Before the incident, if you asked a customer if they would like to get updates faster even if it means that there is a remote chance of a problem with them... I bet they'd still want to get updates faster.
I would say that canary release is an absolute must 100%. Except I can think of cases where it might still not be enough. So, I just don't feel comfortable judging them out of the box. Does all the evidence seem to point against them? For sure. But I just don't feel comfortable giving that final verdict without knowing for sure.
Specifically because this is about fighting against malicious actors, where time can be of essence to deploy some sort of protection against a novel threat.
If there's deadlines that you can go over, and nothing bad happens, for sure. Always have canary releases, and perfect QA, monitoring everything thoroughly, but I'm just saying, there can be cases where damage that could be done if you don't act fast enough, is just so much worse.

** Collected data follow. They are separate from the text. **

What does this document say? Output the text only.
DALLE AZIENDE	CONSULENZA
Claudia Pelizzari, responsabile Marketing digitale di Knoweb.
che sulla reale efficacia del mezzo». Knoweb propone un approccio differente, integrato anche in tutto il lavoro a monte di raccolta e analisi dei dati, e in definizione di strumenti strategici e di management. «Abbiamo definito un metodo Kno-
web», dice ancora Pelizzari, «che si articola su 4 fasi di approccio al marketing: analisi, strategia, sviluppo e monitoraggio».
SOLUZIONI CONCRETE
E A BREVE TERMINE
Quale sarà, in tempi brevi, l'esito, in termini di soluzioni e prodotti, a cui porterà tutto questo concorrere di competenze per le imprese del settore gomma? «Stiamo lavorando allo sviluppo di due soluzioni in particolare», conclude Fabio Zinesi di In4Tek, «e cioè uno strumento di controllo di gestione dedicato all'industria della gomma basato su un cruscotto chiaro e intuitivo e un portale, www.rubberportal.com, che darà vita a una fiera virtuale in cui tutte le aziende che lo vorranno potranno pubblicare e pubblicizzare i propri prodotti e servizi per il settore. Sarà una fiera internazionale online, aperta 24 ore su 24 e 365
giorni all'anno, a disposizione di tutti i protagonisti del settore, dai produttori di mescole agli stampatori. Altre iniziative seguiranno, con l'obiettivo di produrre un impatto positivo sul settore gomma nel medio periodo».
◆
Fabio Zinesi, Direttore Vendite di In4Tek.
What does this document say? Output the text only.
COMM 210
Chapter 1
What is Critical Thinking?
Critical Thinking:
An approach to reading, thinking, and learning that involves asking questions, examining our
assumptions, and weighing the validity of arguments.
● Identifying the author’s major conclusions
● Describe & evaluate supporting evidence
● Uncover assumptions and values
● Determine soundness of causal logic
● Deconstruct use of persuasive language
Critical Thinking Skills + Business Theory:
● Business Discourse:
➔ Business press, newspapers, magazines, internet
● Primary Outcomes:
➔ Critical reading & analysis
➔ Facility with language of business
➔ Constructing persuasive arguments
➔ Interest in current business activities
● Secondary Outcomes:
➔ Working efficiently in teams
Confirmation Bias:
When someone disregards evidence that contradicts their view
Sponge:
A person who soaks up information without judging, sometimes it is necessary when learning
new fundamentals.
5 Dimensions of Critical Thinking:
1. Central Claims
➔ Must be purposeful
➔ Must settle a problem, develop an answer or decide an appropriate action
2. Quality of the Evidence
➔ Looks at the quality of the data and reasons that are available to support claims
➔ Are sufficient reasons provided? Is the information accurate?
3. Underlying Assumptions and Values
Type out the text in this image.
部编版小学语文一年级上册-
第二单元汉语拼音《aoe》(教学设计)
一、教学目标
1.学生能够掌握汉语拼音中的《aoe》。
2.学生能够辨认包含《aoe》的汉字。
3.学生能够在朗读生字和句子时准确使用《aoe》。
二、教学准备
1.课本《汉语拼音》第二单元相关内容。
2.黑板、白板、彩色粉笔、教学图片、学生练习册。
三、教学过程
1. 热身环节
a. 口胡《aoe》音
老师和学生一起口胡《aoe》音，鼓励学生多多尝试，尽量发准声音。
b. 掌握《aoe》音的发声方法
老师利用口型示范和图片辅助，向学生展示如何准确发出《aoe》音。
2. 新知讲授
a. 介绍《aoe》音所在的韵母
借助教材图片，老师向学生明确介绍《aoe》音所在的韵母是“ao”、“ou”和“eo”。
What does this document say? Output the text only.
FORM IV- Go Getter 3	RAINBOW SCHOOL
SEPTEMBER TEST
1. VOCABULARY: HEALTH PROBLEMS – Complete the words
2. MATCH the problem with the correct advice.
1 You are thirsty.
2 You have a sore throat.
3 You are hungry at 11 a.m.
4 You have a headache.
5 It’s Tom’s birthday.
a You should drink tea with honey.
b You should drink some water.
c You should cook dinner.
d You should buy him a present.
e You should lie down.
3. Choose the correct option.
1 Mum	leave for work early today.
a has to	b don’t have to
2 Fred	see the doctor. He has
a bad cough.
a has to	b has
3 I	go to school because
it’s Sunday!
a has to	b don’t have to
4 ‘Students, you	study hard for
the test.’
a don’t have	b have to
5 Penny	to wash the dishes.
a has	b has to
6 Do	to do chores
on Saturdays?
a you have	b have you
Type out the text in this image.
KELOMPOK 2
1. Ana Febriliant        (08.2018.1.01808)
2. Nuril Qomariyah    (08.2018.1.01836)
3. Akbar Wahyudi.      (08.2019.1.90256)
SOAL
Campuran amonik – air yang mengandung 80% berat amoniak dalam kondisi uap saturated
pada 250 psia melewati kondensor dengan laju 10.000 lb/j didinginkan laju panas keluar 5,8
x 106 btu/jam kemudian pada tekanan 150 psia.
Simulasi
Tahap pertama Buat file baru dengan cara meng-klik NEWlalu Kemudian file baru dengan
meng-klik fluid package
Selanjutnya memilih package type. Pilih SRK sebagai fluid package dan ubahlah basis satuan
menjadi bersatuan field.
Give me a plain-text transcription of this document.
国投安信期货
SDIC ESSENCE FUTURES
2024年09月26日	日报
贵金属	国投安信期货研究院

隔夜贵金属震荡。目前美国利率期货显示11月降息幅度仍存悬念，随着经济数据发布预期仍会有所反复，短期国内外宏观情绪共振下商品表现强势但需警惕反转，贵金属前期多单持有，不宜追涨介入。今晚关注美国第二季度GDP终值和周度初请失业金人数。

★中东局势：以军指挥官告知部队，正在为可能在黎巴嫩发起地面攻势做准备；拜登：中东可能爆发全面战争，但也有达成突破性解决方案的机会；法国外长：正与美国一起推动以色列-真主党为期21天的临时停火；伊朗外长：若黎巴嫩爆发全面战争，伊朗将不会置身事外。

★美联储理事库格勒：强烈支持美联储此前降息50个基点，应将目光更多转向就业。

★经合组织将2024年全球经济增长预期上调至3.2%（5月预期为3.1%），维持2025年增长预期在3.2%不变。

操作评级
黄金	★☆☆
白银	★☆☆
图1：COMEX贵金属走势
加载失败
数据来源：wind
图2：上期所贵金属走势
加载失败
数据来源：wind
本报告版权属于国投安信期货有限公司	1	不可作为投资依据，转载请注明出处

And I don't know that it wasn't the case for them. I just don't know.
> Specifically because this is about fighting against malicious actors, where time can be of essence to deploy some sort of protection against a novel threat.
This is severely overstating the problem: an extra few minutes is not going to be the difference between their customers being compromised. Most of the devices they run on are never compromised, because anyone remotely serious has defense in depth.
If it was true, or even close to true, that would make the criticism more rather than less strong. If time is of the essence, you invest in things like reviewing test coverage (their most glaring lapse), fuzz testing, and common reliability engineering techniques like having the system roll back to the last known good configuration after it’s failed to load. We think of progressive rollouts as common now but they got to get that mainstream in large part because the Google Chrome team realized rapid updates are important but then asked what they needed to do to make them safe. CrowdStrike’s report suggests that they wanted rapid but weren’t willing to invest in the implementation because that isn’t a customer-visible feature – until it very painfully became one.
I’d consider staggering a rollout to be the absolute basics of due diligence.
Especially when you’re building a critical part of millions of customer machines.